A questo punto è stato impossibile non pensare che Benedetto XVI, con le sue maniere celestiali, guardando da un’altra parte per non scendere nel personale, volesse farsi gioco pubblicamente di due personaggi pubblici italiani, il primo ministro Silvio Berlusconi e il prete don Luigi Verzé, fondatore dell’ospedale San Raffaele. Berlusconi considera il San Raffaele il suo ospedale preferito, vi si è fatto ricoverare dopo l’incidente della statuetta in faccia, ed è accomunato a Verzé, tra tante cose, anche dalla speranza che la medicina produca farmaci capaci di prolungare la sua, soprattutto, e se capita anche la nostra vita.
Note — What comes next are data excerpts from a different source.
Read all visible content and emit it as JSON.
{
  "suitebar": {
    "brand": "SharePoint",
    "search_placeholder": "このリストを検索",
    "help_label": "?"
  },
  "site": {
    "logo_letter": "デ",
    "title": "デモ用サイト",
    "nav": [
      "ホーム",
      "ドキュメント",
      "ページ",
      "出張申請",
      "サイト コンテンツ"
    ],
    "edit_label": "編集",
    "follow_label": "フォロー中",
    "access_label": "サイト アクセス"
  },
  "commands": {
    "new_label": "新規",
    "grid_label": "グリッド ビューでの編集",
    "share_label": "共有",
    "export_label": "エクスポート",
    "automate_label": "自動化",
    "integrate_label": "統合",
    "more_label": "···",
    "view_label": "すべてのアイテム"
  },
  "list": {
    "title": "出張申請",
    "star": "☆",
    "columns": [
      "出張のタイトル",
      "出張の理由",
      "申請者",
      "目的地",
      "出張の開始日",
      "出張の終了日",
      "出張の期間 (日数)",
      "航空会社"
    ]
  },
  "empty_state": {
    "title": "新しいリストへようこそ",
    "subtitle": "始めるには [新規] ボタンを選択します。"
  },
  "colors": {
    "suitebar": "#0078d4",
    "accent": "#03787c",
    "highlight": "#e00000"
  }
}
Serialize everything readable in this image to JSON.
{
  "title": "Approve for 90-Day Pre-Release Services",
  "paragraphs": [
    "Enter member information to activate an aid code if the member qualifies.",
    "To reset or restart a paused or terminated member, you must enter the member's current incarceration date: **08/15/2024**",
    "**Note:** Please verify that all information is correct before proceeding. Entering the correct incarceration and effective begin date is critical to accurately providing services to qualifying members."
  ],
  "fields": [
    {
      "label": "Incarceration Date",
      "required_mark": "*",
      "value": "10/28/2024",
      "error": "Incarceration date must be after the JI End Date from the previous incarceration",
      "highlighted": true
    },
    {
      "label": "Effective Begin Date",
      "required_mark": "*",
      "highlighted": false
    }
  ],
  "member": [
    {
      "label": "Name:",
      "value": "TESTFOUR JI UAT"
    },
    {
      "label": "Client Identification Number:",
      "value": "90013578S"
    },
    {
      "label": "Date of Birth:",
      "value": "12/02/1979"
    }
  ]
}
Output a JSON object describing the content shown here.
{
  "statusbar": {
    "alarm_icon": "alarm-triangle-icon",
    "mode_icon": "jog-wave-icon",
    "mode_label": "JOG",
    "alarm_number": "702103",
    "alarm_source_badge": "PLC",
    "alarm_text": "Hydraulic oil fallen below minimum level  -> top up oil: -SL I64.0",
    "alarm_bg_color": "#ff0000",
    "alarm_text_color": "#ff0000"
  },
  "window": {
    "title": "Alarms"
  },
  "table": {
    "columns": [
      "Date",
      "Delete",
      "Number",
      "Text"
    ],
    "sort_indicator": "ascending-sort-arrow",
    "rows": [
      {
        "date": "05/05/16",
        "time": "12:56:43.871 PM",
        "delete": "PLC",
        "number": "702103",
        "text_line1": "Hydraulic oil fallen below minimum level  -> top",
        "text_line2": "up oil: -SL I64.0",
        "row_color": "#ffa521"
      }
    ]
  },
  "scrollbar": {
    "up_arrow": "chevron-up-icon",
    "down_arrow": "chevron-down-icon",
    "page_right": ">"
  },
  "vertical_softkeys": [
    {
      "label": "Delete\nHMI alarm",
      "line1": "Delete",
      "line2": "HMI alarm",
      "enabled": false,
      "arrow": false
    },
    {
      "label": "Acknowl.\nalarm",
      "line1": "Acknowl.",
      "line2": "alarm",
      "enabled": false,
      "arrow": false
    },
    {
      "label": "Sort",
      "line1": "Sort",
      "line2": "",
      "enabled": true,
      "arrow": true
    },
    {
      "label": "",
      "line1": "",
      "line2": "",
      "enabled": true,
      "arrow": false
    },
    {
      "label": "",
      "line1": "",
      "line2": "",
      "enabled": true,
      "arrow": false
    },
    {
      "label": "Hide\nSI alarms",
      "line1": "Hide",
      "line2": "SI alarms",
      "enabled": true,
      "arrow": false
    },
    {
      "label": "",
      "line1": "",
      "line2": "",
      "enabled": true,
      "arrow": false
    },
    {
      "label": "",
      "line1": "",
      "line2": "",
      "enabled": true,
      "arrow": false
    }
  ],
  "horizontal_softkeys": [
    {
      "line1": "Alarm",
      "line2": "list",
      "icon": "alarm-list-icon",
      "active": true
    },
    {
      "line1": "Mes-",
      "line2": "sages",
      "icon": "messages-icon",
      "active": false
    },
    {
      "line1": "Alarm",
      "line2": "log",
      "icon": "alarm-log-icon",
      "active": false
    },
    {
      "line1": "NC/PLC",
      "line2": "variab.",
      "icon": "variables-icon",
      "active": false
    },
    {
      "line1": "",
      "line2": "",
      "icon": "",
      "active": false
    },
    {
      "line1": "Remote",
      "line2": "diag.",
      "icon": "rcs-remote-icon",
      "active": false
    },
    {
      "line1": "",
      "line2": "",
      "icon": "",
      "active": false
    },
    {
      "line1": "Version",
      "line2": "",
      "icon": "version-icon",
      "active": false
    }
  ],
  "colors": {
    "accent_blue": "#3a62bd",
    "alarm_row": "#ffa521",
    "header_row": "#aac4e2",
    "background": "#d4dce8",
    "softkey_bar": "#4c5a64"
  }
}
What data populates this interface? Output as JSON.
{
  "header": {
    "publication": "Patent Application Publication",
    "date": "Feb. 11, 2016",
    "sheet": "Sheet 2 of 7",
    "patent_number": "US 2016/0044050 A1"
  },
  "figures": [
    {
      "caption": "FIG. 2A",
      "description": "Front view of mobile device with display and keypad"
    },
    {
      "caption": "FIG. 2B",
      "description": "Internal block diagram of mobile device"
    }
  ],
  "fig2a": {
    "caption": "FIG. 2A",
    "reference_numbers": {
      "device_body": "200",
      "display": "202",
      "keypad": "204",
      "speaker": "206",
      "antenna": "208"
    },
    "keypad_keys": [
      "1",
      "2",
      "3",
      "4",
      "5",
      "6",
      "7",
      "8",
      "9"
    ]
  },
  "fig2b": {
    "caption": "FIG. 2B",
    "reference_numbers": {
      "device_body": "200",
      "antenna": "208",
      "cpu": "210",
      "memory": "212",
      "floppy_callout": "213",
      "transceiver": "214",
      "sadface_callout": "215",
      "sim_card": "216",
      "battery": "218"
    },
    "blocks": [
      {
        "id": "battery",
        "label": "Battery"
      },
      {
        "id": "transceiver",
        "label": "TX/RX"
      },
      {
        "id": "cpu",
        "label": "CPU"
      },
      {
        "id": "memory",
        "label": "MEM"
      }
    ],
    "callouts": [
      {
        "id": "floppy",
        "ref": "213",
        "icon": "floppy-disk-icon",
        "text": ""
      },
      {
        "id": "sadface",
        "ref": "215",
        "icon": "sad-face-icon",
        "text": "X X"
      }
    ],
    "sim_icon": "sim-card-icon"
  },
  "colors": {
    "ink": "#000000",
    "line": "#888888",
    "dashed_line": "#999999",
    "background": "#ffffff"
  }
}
Questo vale per Berlusconi, Verzé e in fondo per tutti noi: è di sabato la notizia che l’americana Desirée Pardi, la quale aiutava i pazienti a rassegnarsi all’idea della morte, quando ha scoperto di avere il cancro, ha deciso di lottare fino alla fine per vivere. Su queste nobili aspirazioni il Papa ha gettato un secchio d’acqua gelata, con il freddo realismo di chi non ragiona in termini di anni, ma di eternità o, al minimo minimo, di millenni.

E ha lanciato anche un messaggio che suona sinistro: vecchi, levatevi di torno, lasciate spazio al cambiamento, il mondo vuole l’innovazione, non la conservazione. Detto dal capo della Chiesa cattolica, che ha impiegato secoli prima di accorgersi che Galileo aveva ragione, merita qualche riflessione.